The Center for Gambling Studies at Chulalongkorn University in Bangkok has estimated that these gambling sites have created up to 700,000 new players this year alone.

Thai money flowing through these websites – along with the proliferation of casinos in neighboring Cambodia, Laos and Myanmar – has led some lawmakers to float the idea of ​​amending the Gaming Act of 1935 to allow licensed casinos .

In June, parliament heard a debate on the issue, which led to the creation of a commission to assess a relaxation of the law. If successful, the drive to bring gambling out of the shadows would break long-held taboos and could bring in billions of dollars in tax revenue currently being paid to illicit businesses.

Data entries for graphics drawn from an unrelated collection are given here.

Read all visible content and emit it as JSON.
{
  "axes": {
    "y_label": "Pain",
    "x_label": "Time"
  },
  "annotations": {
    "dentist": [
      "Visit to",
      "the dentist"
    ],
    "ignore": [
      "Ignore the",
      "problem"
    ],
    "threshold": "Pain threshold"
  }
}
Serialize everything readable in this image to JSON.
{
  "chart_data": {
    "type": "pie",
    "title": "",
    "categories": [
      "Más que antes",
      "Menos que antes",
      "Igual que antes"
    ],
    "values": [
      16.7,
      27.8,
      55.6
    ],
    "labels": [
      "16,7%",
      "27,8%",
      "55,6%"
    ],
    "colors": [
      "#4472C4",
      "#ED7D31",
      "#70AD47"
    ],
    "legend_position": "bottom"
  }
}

Opponents say the companies that get the licenses to operate will inevitably grow so big, so fast that authorities will find it hard to contain them, especially if they come with illicit activities such as prostitution, human trafficking , drugs and money lending.

Muy Thai
Gambling on Muay Thai and other sports is popular in Thailand [File: Wally Santana/AP]

Activists such as Thanakorn have also argued that any legal change must be preceded by a lively debate over the health and social consequences in a nation already obsessed with betting.

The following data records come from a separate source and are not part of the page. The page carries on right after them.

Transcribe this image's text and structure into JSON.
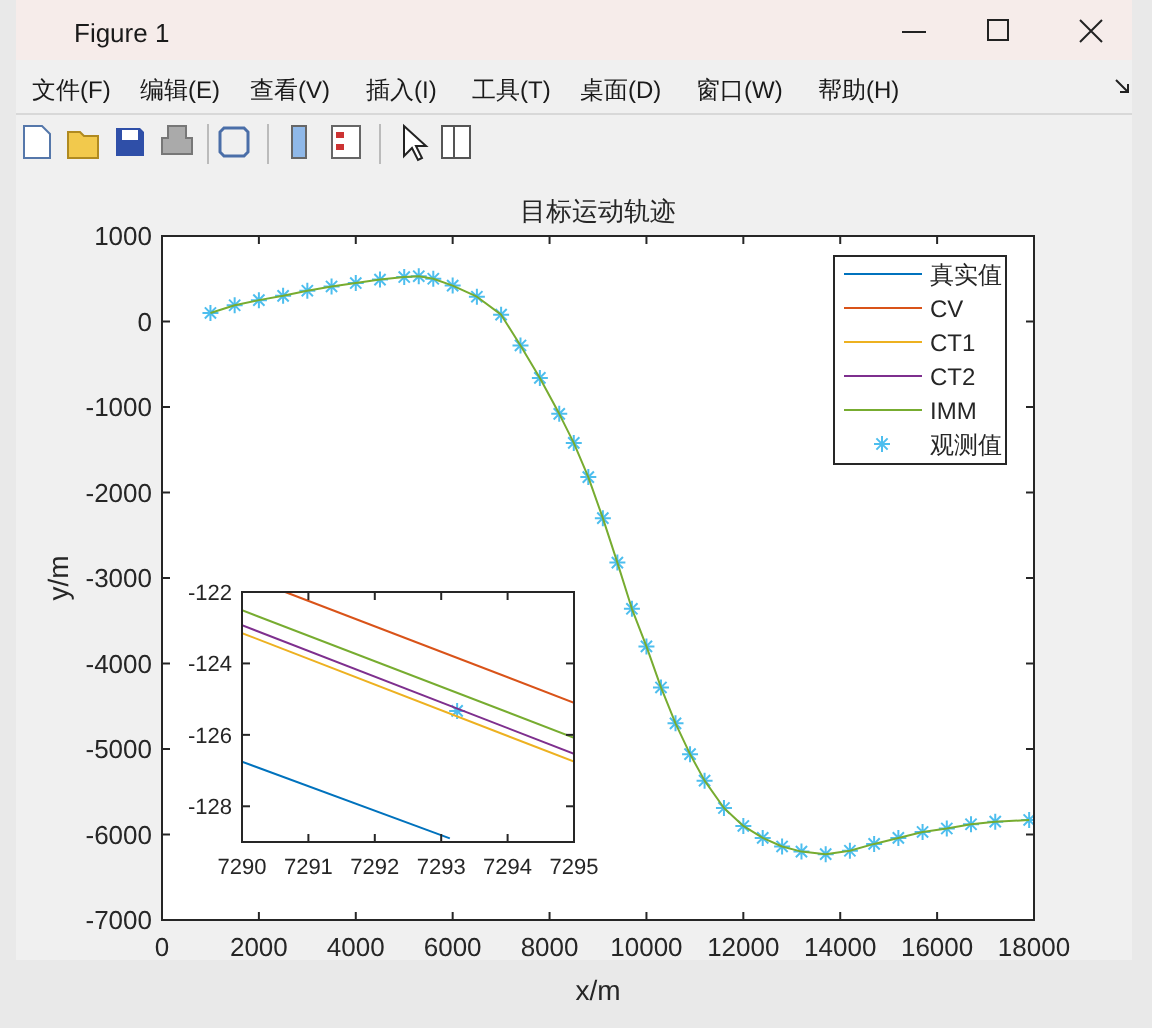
{
  "chart_data": [
    {
      "type": "other",
      "title": "Figure 1",
      "annotations": [
        "文件(F)",
        "编辑(E)",
        "查看(V)",
        "插入(I)",
        "工具(T)",
        "桌面(D)",
        "窗口(W)",
        "帮助(H)"
      ]
    },
    {
      "type": "line",
      "title": "目标运动轨迹",
      "xlabel": "x/m",
      "ylabel": "y/m",
      "legend": "top right",
      "grid": false,
      "xlim": [
        0,
        18000
      ],
      "xticks": [
        0,
        2000,
        4000,
        6000,
        8000,
        10000,
        12000,
        14000,
        16000,
        18000
      ],
      "ylim": [
        -7000,
        1000
      ],
      "yticks": [
        -7000,
        -6000,
        -5000,
        -4000,
        -3000,
        -2000,
        -1000,
        0,
        1000
      ],
      "x": [
        1000,
        1500,
        2000,
        2500,
        3000,
        3500,
        4000,
        4500,
        5000,
        5300,
        5600,
        6000,
        6500,
        7000,
        7400,
        7800,
        8200,
        8500,
        8800,
        9100,
        9400,
        9700,
        10000,
        10300,
        10600,
        10900,
        11200,
        11600,
        12000,
        12400,
        12800,
        13200,
        13700,
        14200,
        14700,
        15200,
        15700,
        16200,
        16700,
        17200,
        17900
      ],
      "series": [
        {
          "name": "真实值",
          "color": "#0072bd",
          "values": [
            null,
            null,
            null,
            null,
            null,
            null,
            null,
            null,
            null,
            null,
            null,
            null,
            null,
            null,
            null,
            null,
            null,
            null,
            null,
            null,
            null,
            null,
            null,
            null,
            null,
            null,
            null,
            null,
            null,
            null,
            null,
            null,
            null,
            null,
            null,
            null,
            null,
            null,
            null,
            null,
            null
          ]
        },
        {
          "name": "CV",
          "color": "#d95319",
          "values": [
            null,
            null,
            null,
            null,
            null,
            null,
            null,
            null,
            null,
            null,
            null,
            null,
            null,
            null,
            null,
            null,
            null,
            null,
            null,
            null,
            null,
            null,
            null,
            null,
            null,
            null,
            null,
            null,
            null,
            null,
            null,
            null,
            null,
            null,
            null,
            null,
            null,
            null,
            null,
            null,
            null
          ]
        },
        {
          "name": "CT1",
          "color": "#edb120",
          "values": [
            null,
            null,
            null,
            null,
            null,
            null,
            null,
            null,
            null,
            null,
            null,
            null,
            null,
            null,
            null,
            null,
            null,
            null,
            null,
            null,
            null,
            null,
            null,
            null,
            null,
            null,
            null,
            null,
            null,
            null,
            null,
            null,
            null,
            null,
            null,
            null,
            null,
            null,
            null,
            null,
            null
          ]
        },
        {
          "name": "CT2",
          "color": "#7e2f8e",
          "values": [
            null,
            null,
            null,
            null,
            null,
            null,
            null,
            null,
            null,
            null,
            null,
            null,
            null,
            null,
            null,
            null,
            null,
            null,
            null,
            null,
            null,
            null,
            null,
            null,
            null,
            null,
            null,
            null,
            null,
            null,
            null,
            null,
            null,
            null,
            null,
            null,
            null,
            null,
            null,
            null,
            null
          ]
        },
        {
          "name": "IMM",
          "color": "#77ac30",
          "values": [
            100,
            190,
            250,
            300,
            360,
            410,
            450,
            490,
            520,
            530,
            500,
            420,
            290,
            80,
            -280,
            -660,
            -1080,
            -1420,
            -1820,
            -2300,
            -2820,
            -3360,
            -3800,
            -4280,
            -4700,
            -5060,
            -5370,
            -5690,
            -5900,
            -6040,
            -6140,
            -6200,
            -6230,
            -6190,
            -6110,
            -6040,
            -5970,
            -5930,
            -5880,
            -5850,
            -5830
          ]
        },
        {
          "name": "观测值",
          "type": "scatter",
          "marker": "cross",
          "color": "#4dbeee",
          "values": [
            100,
            190,
            250,
            300,
            360,
            410,
            450,
            490,
            520,
            530,
            500,
            420,
            290,
            80,
            -280,
            -660,
            -1080,
            -1420,
            -1820,
            -2300,
            -2820,
            -3360,
            -3800,
            -4280,
            -4700,
            -5060,
            -5370,
            -5690,
            -5900,
            -6040,
            -6140,
            -6200,
            -6230,
            -6190,
            -6110,
            -6040,
            -5970,
            -5930,
            -5880,
            -5850,
            -5830
          ]
        }
      ]
    },
    {
      "type": "line",
      "grid": false,
      "xlim": [
        7290,
        7295
      ],
      "xticks": [
        7290,
        7291,
        7292,
        7293,
        7294,
        7295
      ],
      "ylim": [
        -129,
        -122
      ],
      "yticks": [
        -128,
        -126,
        -124,
        -122
      ],
      "series": [
        {
          "color": "#0072bd",
          "x": [
            7290,
            7293.13
          ],
          "values": [
            -126.75,
            -128.9
          ]
        },
        {
          "color": "#d95319",
          "x": [
            7290.65,
            7295
          ],
          "values": [
            -122,
            -125.1
          ]
        },
        {
          "color": "#edb120",
          "x": [
            7290,
            7295
          ],
          "values": [
            -123.15,
            -126.75
          ]
        },
        {
          "color": "#7e2f8e",
          "x": [
            7290,
            7295
          ],
          "values": [
            -122.93,
            -126.53
          ]
        },
        {
          "color": "#77ac30",
          "x": [
            7290,
            7295
          ],
          "values": [
            -122.51,
            -126.08
          ]
        },
        {
          "type": "scatter",
          "marker": "cross",
          "color": "#4dbeee",
          "x": [
            7293.24
          ],
          "values": [
            -125.33
          ]
        }
      ]
    }
  ]
}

“There’s no way it’s a good idea,” Thutchakrit Wongpanaporn, a former gamer who runs a YouTube channel dedicated to warning people about the dangers of gambling addiction, told Al Jazeera.

“Unless Thailand can regulate gambling like other Western countries, I just don’t see it,” said Wongpanaporn, known as Sia Joe, who lost more than $1.5 million to because of his addiction. “The government must first control online gambling before thinking about legalizing casinos.”

There are also fears over who would take control of the gambling industry, with casinos in neighboring Cambodia and Laos gaining a notorious reputation as hotbeds of online scams run by Chinese criminal gangs.

“In a ‘dark business’ like gambling, which has ties to criminal activity, there is no regulator strong or serious enough to handle it,” Wongpanaporn said.

For players like Jun, however, legalization could only be a good thing. Whatever its drawbacks, it would at least free millions of Thais from the threat of legal sanctions.

“The thing is, in Thailand, gambling is part of our DNA,” he said.